Secondo analisi pubblicate da MIT Technology Review e Financial Times nel dicembre 2025, molte aziende stanno ridimensionando i progetti di intelligenza artificiale non perché la tecnologia abbia smesso di funzionare, ma perché hanno iniziato a farlo i conti. Il problema non è la potenza degli algoritmi, bensì la fragilità dei dati che li alimentano e un ritorno di valore spesso inferiore alle attese. Il MIT parla apertamente di fase post-hype, il Financial Times osserva come gli investitori cerchino protezione dal rischio di un indebitamento sempre meno sostenibile dell’ecosistema che ruota attorno all’IA. Tradotto: l’euforia non è finita, ma non paga più l’affitto.
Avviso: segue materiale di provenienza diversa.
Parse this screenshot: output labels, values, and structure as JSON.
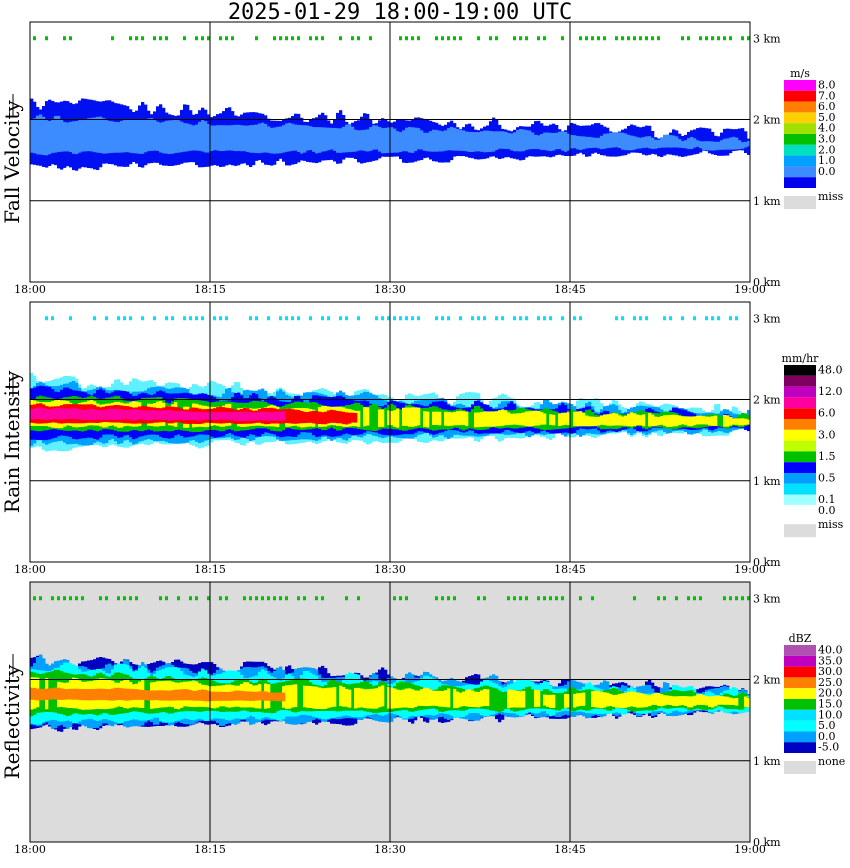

Ogni tecnologia attraversa una stagione in cui promette di risolvere problemi non meglio identificati. L’intelligenza artificiale non fa eccezione. Per mesi l’abbiamo trattata come un coltellino svizzero capace di aprire qualsiasi serratura: produttività, creatività, decisioni, persino buon senso. Poi è arrivato il momento in cui qualcuno ha chiesto di vedere “l’ultimo numero in fondo a destra”. È lì che l’IA ha smesso di essere una narrazione e ha iniziato a diventare un progetto industriale, con tutte le sue noiose pretese: dati affidabili, processi coerenti, competenze diffuse.
Il punto non è che gli algoritmi siano improvvisamente diventati stupidi. È che hanno iniziato a riflettere fedelmente l’intelligenza delle organizzazioni che li usano. Dati sporchi producono risposte sporche, dataset incompleti generano decisioni miopi, archivi costruiti per adempiere a un obbligo normativo si rivelano inadatti a sostenere ambizioni predittive. L’IA non crea ordine dal caos: lo amplifica. In questo senso è uno specchio impietoso, ma onesto.
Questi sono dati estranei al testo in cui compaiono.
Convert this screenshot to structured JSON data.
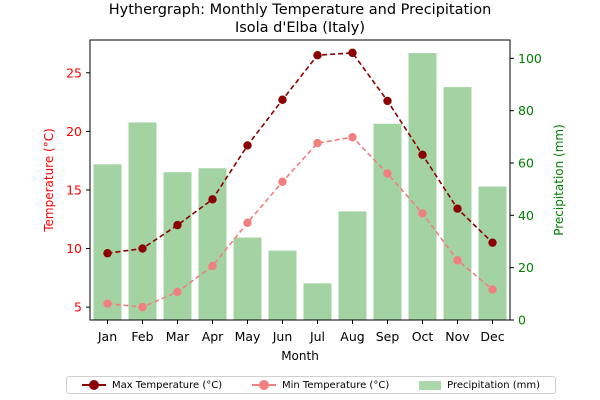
{
  "chart_data": {
    "type": "bar+line",
    "title": "Hythergraph: Monthly Temperature and Precipitation",
    "subtitle": "Isola d'Elba (Italy)",
    "xlabel": "Month",
    "ylabel_left": "Temperature (°C)",
    "ylabel_right": "Precipitation (mm)",
    "categories": [
      "Jan",
      "Feb",
      "Mar",
      "Apr",
      "May",
      "Jun",
      "Jul",
      "Aug",
      "Sep",
      "Oct",
      "Nov",
      "Dec"
    ],
    "ylim_left": [
      3.9,
      27.8
    ],
    "yticks_left": [
      5,
      10,
      15,
      20,
      25
    ],
    "ylim_right": [
      0,
      107
    ],
    "yticks_right": [
      0,
      20,
      40,
      60,
      80,
      100
    ],
    "series": [
      {
        "name": "Max Temperature (°C)",
        "type": "line",
        "axis": "left",
        "color": "#8b0000",
        "dash": "dashed",
        "values": [
          9.6,
          10.0,
          12.0,
          14.2,
          18.8,
          22.7,
          26.5,
          26.7,
          22.6,
          18.0,
          13.4,
          10.5
        ]
      },
      {
        "name": "Min Temperature (°C)",
        "type": "line",
        "axis": "left",
        "color": "#f08080",
        "dash": "dashed",
        "values": [
          5.3,
          5.0,
          6.3,
          8.5,
          12.2,
          15.7,
          19.0,
          19.5,
          16.4,
          13.0,
          9.0,
          6.5
        ]
      },
      {
        "name": "Precipitation (mm)",
        "type": "bar",
        "axis": "right",
        "color": "#a3d3a3",
        "values": [
          59.5,
          75.5,
          56.5,
          58.0,
          31.5,
          26.5,
          14.0,
          41.5,
          75.0,
          102.0,
          89.0,
          51.0
        ]
      }
    ],
    "colors": {
      "left_axis": "#ff0000",
      "right_axis": "#008000"
    },
    "grid": false,
    "legend_position": "bottom-center"
  }
}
C’è poi la questione economica, che raramente fa notizia quanto una demo spettacolare. Addestrare, mantenere e integrare sistemi di intelligenza artificiale costa: in infrastrutture, in energia, in persone che sappiano governarli e non solo invocarli. Per anni si è dato per scontato che questi costi sarebbero stati temporanei e che i benefici, una volta superata la soglia magica dell’adozione, sarebbero diventati automatici. Oggi scopriamo che quella soglia non esiste o, se esiste, si sposta in avanti ogni volta che pensiamo di averla raggiunta.
La fase post-hype non è quindi una ritirata, ma un cambio di postura. L’intelligenza artificiale smette di essere una promessa di crescita infilata in un foglio Excel da esibire a un consiglio di amministrazione e diventa un attrezzo da lavoro, che funziona solo se qualcuno sa usarlo e soprattutto sa quando non usarlo. È un passaggio culturale prima ancora che tecnologico, e come tutti i passaggi culturali è lento, faticoso e poco fotogenico.
Forse è un bene; perché quando una tecnologia smette di promettere miracoli, inizia finalmente a fare il suo mestiere e il lavoro dell’intelligenza artificiale non è stupirci, ma aiutarci a capire meglio quello che già siamo. Il problema è che non sempre ci piace ciò che vediamo. Eppure, come accade con gli specchi, romperli non migliora l’immagine: la rende solo più difficile da ricomporre e per giunta ci regale sette anni di sfortuna.